Synopsis. David Frankham guest stars as “Captain” Rory Fitzgerald, a con artist acquaintance whom Bart encounters in Virginia City. Fitzgerald owes Maverick $4,000, but claims to be out of money. Bart becomes suspicious when he recognizes the glamorous “countess” whom Fitzgerald is escorting as Liz Bancroft, a card dealer from New Orleans. He later discovers that Fitzgerald and Bancroft are plotting to swindle wealthy Placer Jack Mason out of $200,000.
At the time he filmed this episode, David Frankham was well on his way to becoming one of the busiest actors in Hollywood, including a recent appearance opposite Vincent Price in Roger Corman’s Return of the Fly. According to Frankham, his performance in Return of the Fly was a key factor that led to his being cast in “Royal Four Flush.”

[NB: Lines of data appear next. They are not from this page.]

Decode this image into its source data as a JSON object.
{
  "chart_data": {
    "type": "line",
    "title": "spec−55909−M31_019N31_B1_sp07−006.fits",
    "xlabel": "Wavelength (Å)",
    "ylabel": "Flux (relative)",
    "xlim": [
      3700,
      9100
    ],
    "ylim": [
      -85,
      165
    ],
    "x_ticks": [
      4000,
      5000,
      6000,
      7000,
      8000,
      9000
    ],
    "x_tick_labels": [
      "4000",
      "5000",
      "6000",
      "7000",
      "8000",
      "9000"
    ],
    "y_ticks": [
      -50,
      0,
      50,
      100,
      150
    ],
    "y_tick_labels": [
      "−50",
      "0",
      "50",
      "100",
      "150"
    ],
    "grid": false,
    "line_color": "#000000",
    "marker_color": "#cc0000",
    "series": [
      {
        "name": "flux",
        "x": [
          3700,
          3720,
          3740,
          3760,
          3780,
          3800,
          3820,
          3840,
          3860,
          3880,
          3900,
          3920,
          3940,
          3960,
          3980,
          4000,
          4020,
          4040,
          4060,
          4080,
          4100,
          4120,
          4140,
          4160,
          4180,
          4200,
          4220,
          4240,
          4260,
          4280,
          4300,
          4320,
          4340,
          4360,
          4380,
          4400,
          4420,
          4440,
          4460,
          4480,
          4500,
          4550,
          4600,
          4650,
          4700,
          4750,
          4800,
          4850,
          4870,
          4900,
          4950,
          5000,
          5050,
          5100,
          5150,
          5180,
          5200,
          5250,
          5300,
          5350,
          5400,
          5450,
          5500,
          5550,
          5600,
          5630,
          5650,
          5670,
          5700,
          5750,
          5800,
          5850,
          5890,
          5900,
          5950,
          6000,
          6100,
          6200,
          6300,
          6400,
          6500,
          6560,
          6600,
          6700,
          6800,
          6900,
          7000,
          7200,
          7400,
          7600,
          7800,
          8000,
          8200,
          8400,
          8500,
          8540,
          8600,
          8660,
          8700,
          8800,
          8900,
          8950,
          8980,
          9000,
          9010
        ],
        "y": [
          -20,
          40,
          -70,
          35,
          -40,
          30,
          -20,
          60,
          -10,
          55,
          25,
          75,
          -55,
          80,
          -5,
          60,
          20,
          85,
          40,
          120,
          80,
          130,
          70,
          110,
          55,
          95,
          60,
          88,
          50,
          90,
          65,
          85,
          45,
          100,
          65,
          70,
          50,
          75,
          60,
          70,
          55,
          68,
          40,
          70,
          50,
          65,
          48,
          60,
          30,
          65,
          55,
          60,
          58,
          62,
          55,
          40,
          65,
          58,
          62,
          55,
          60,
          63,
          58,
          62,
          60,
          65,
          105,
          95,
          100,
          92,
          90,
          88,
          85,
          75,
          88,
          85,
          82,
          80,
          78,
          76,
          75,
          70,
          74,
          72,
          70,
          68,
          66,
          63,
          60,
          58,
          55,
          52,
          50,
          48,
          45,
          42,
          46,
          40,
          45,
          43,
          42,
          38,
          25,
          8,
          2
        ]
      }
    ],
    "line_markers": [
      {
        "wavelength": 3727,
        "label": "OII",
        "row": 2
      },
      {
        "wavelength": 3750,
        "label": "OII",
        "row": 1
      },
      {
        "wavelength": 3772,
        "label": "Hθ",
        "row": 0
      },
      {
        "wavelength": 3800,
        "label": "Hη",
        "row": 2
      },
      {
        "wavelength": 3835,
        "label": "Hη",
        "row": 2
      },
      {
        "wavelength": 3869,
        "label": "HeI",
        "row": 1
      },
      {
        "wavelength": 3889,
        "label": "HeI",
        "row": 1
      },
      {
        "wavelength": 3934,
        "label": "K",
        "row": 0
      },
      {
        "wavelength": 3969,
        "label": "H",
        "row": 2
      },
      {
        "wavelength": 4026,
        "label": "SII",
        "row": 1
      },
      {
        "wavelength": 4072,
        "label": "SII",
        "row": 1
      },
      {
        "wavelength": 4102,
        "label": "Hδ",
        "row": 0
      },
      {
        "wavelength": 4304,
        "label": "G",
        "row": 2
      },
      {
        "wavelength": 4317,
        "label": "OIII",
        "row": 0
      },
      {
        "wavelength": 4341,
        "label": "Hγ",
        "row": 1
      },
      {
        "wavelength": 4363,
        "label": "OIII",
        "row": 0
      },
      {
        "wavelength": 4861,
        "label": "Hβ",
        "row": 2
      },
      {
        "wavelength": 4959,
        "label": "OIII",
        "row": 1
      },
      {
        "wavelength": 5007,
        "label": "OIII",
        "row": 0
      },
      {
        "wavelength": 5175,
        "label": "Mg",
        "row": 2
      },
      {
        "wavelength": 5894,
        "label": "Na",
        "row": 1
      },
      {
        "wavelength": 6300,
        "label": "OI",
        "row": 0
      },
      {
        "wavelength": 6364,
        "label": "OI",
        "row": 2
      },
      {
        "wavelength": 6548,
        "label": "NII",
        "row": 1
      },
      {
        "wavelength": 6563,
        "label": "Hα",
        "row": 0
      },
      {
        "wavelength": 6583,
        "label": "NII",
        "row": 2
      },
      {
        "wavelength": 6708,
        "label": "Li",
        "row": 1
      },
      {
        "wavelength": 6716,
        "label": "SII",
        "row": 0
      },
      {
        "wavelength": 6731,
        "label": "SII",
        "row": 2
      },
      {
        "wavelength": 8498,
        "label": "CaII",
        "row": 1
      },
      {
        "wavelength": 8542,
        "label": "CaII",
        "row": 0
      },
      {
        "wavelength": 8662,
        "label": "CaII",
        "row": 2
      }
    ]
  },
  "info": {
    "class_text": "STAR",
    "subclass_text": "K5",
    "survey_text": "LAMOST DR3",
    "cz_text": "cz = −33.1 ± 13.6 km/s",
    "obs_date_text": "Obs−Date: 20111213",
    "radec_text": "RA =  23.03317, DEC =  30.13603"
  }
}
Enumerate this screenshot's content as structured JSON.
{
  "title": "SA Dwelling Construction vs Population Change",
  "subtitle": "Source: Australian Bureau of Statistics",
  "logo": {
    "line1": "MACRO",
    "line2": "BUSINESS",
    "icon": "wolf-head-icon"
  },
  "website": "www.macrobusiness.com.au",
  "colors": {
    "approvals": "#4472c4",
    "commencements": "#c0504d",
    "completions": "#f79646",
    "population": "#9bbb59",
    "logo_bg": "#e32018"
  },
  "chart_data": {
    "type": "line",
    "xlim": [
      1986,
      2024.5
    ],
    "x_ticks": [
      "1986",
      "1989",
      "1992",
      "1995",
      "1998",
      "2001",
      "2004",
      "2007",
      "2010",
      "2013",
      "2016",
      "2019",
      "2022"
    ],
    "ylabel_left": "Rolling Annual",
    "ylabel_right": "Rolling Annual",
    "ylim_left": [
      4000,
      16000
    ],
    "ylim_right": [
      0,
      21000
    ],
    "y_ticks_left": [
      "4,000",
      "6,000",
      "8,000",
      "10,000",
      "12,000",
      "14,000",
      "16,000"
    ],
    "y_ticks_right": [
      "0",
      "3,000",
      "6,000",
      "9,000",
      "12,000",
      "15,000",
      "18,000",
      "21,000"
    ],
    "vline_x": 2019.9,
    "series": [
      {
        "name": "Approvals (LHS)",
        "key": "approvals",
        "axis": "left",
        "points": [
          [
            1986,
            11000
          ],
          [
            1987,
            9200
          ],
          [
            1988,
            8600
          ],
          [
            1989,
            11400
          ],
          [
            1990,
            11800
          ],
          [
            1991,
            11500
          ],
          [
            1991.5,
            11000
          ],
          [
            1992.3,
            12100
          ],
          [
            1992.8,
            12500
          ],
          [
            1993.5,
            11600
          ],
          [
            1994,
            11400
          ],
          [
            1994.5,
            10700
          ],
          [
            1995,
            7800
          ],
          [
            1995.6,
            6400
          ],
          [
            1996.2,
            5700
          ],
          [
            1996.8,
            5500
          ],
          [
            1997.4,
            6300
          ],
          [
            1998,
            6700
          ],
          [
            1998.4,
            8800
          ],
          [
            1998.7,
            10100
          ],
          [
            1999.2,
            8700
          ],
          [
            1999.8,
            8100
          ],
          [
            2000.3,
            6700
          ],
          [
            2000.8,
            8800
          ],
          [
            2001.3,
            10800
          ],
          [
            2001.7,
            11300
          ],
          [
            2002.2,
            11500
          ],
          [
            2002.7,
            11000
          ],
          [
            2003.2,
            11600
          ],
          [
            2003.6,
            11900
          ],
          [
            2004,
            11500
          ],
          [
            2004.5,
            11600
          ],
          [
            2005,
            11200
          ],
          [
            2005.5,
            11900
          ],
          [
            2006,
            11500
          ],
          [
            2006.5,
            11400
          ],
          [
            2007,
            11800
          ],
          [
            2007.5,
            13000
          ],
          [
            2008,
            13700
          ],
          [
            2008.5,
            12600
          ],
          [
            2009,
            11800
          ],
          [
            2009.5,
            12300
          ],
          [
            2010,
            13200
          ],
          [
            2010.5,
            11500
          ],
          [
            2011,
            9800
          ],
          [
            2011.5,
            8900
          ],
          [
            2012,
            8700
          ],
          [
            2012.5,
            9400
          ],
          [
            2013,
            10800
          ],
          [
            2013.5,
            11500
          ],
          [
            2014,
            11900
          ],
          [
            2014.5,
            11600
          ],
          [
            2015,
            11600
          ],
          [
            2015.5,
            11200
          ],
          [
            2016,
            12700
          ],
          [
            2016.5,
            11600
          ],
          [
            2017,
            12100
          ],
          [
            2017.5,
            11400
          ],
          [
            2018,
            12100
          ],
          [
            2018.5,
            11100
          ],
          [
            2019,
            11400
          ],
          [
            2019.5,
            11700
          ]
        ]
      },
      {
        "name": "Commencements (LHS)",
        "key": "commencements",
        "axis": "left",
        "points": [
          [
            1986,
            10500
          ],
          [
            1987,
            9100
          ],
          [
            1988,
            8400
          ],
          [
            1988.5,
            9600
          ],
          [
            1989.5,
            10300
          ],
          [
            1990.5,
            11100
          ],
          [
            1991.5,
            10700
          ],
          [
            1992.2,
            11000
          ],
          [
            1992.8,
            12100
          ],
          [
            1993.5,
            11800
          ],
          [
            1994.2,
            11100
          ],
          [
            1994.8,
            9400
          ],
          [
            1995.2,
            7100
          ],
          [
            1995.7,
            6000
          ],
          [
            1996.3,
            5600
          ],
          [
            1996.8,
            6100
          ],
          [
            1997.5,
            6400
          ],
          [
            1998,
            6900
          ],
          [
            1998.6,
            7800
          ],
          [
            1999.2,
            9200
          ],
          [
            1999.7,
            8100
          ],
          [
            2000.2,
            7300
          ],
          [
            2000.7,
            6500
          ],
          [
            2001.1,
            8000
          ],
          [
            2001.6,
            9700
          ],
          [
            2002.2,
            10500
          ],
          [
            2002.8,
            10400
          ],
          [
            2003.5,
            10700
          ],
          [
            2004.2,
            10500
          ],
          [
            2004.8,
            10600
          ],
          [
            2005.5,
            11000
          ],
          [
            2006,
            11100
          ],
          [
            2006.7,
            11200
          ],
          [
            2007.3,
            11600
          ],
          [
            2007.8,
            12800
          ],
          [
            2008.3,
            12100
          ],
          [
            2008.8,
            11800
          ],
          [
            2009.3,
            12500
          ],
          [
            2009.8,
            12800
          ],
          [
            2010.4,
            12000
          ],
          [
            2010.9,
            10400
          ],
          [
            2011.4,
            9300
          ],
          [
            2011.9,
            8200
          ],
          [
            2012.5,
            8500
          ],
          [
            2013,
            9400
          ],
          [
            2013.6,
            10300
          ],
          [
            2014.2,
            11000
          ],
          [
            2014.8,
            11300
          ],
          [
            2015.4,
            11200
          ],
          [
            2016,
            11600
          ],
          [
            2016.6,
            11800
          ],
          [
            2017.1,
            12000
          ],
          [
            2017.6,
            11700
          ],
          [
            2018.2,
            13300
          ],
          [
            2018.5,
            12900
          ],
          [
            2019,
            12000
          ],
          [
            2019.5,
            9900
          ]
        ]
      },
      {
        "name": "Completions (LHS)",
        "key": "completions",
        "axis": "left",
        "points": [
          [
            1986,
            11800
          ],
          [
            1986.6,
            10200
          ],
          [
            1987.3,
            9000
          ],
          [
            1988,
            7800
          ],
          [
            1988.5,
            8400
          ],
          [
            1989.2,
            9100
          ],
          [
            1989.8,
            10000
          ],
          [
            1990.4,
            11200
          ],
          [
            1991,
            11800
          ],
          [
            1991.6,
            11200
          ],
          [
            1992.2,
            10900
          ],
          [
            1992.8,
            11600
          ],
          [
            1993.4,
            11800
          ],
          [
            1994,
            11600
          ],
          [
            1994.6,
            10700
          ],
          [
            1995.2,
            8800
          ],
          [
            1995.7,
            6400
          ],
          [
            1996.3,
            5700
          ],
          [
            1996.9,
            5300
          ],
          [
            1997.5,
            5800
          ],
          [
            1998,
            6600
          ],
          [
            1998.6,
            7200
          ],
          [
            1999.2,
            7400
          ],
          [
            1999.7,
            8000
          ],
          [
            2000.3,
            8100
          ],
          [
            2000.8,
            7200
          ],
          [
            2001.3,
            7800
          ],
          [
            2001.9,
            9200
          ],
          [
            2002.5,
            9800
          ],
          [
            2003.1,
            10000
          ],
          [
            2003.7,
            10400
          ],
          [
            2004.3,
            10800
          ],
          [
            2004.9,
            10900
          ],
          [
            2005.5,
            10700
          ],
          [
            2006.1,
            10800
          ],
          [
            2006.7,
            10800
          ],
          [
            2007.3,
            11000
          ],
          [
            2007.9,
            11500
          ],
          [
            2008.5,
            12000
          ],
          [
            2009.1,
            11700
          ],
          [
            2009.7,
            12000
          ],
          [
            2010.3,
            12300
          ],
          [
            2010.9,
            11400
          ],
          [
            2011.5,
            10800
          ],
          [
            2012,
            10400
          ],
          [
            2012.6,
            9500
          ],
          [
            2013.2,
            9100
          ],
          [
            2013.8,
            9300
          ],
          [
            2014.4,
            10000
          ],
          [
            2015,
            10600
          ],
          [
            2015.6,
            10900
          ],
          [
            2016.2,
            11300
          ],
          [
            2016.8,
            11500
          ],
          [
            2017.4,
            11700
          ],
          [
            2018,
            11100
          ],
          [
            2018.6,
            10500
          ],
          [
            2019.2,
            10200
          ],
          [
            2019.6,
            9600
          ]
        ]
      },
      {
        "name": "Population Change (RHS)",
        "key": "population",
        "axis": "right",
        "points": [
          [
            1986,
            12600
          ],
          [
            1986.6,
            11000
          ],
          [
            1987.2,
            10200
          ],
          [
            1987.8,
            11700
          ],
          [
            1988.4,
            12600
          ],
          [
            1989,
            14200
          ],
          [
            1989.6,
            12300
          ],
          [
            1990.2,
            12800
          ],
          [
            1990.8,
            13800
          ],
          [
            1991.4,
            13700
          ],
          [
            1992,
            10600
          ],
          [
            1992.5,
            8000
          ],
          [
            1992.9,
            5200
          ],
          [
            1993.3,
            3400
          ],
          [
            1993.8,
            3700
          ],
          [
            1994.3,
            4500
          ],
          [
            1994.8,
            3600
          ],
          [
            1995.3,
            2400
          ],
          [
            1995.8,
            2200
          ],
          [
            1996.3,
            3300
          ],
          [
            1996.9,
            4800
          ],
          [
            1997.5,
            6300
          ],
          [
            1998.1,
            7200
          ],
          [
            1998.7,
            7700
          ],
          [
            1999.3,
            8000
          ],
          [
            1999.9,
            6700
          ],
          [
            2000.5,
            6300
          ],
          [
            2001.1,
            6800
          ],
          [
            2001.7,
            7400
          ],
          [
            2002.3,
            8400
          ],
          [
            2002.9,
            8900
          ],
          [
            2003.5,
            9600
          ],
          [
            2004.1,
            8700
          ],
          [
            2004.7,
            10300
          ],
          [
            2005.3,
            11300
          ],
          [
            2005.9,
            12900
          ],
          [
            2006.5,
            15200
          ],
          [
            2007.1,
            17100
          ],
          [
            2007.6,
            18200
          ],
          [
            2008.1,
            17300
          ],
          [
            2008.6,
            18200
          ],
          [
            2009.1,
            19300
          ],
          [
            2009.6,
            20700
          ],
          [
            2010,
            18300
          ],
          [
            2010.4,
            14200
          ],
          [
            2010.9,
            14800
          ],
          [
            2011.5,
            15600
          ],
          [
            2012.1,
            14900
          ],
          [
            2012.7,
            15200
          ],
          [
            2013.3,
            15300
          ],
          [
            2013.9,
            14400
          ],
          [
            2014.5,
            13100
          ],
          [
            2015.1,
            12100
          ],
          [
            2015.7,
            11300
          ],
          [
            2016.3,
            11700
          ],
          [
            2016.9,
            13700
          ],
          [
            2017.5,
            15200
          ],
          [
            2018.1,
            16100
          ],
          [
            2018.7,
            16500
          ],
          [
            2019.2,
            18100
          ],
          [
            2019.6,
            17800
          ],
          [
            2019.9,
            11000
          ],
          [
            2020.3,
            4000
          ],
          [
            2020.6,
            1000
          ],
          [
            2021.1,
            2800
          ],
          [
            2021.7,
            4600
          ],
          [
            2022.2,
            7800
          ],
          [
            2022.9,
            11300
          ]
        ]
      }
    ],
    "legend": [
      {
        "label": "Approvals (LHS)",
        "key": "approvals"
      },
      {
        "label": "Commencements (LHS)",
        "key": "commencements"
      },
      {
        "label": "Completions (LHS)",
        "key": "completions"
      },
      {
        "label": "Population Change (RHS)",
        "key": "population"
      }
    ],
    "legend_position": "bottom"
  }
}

Synopsis. Introducing Roger Moore as Cousin Beauregard Maverick, the “white sheep” of the family, who had the embarrassing misfortune of earning a medal in the Civil War—accidentally.
In many respects Roger Moore, as Cousin Beau, was the “reluctant” Maverick. Under contract with Warner Bros. at the time, he was not keen on doing another television series when the studio assigned him to replace James Garner as the alternate lead on Maverick. Moore left Maverick midway through the fourth season, after filming fifteen episodes.

Synopsis. At a horse race in New Orleans, smooth-talking hustler Pearly Gates (played by Mike Road) and his accomplice, Marla (Kathleen Crowley), talk Bart into betting $5,000 on a long shot. But Pearly never placed the bet—he fled with the money. Following a tip from Marla, Bart heads for Dade City, Texas, where he hopes to catch up with Pearly.
Gates and Marla were two more attempts to fill the void left by Efrem Zimbalist Jr. and Diane Brewster when both left Maverick and took their characters with them. Like Dandy Jim Buckley and Marla, both Pearly and Marla are all-out grafters who operate without any kind of ethical code. Maverick, on the other hand, has a conscience, as we see in this episode.


Synopsis. Dan Jamison (played by Troy Donahue), a friend of the Mavericks since he was a child, calls upon Bret and Bart when he discovers that their dear old “Pappy,” Beauregard Maverick, plans to marry Josephine St. Cloud (pronounced “Sahn Clew”), the eighteen-year-old daughter of a prestigious Louisiana family. Initially more curious than concerned, the boys become suspicious once the St. Cloud brothers take an instant dislike to Bret during a chance meeting in a Texas saloon. Bart decides to infiltrate the St. Cloud family (by impersonating Dandy Jim Buckley) and soon discovers that Pappy’s life is in danger.
James Garner played Pappy Maverick just once in the original series, but he reprised the role many years later. Garner again donned a gray wig and mustache to pose for the portrait of Pappy featured in Bret Maverick.

THE NEW MAVERICK
Original Airdate: September 3, 1978
Synopsis. Bret Maverick rides into New Las Vegas to collect a $1,000 debt from brother Bart, who has owed him the money for nine years. Although Bret is told that his brother was shot to death, he quickly determines from the size of the coffin that Bart is still alive. Bret soon learns Bart is running from three men who lost money from him in a poker game the night before.
The New Maverick was the pilot for a possible updated Maverick series starring Charles Frank as Ben Maverick, but the movie itself clearly focuses on James Garner as Bret. So when The New Maverick drew a respectable audience share, ABC had a problem: It couldn’t design a new series around Garner because he was still busy filming The Rockford Files, while Frank hadn’t exactly established himself in the pivotal role of Ben. Though ABC eventually passed on The New Maverick, Warner Bros. kept the project in development for another year. In the summer of 1979, CBS ordered another two-hour pilot, again starring Frank. The new series, now called Young Maverick, debuted as a mid-season replacement on Nov. 28, 1979.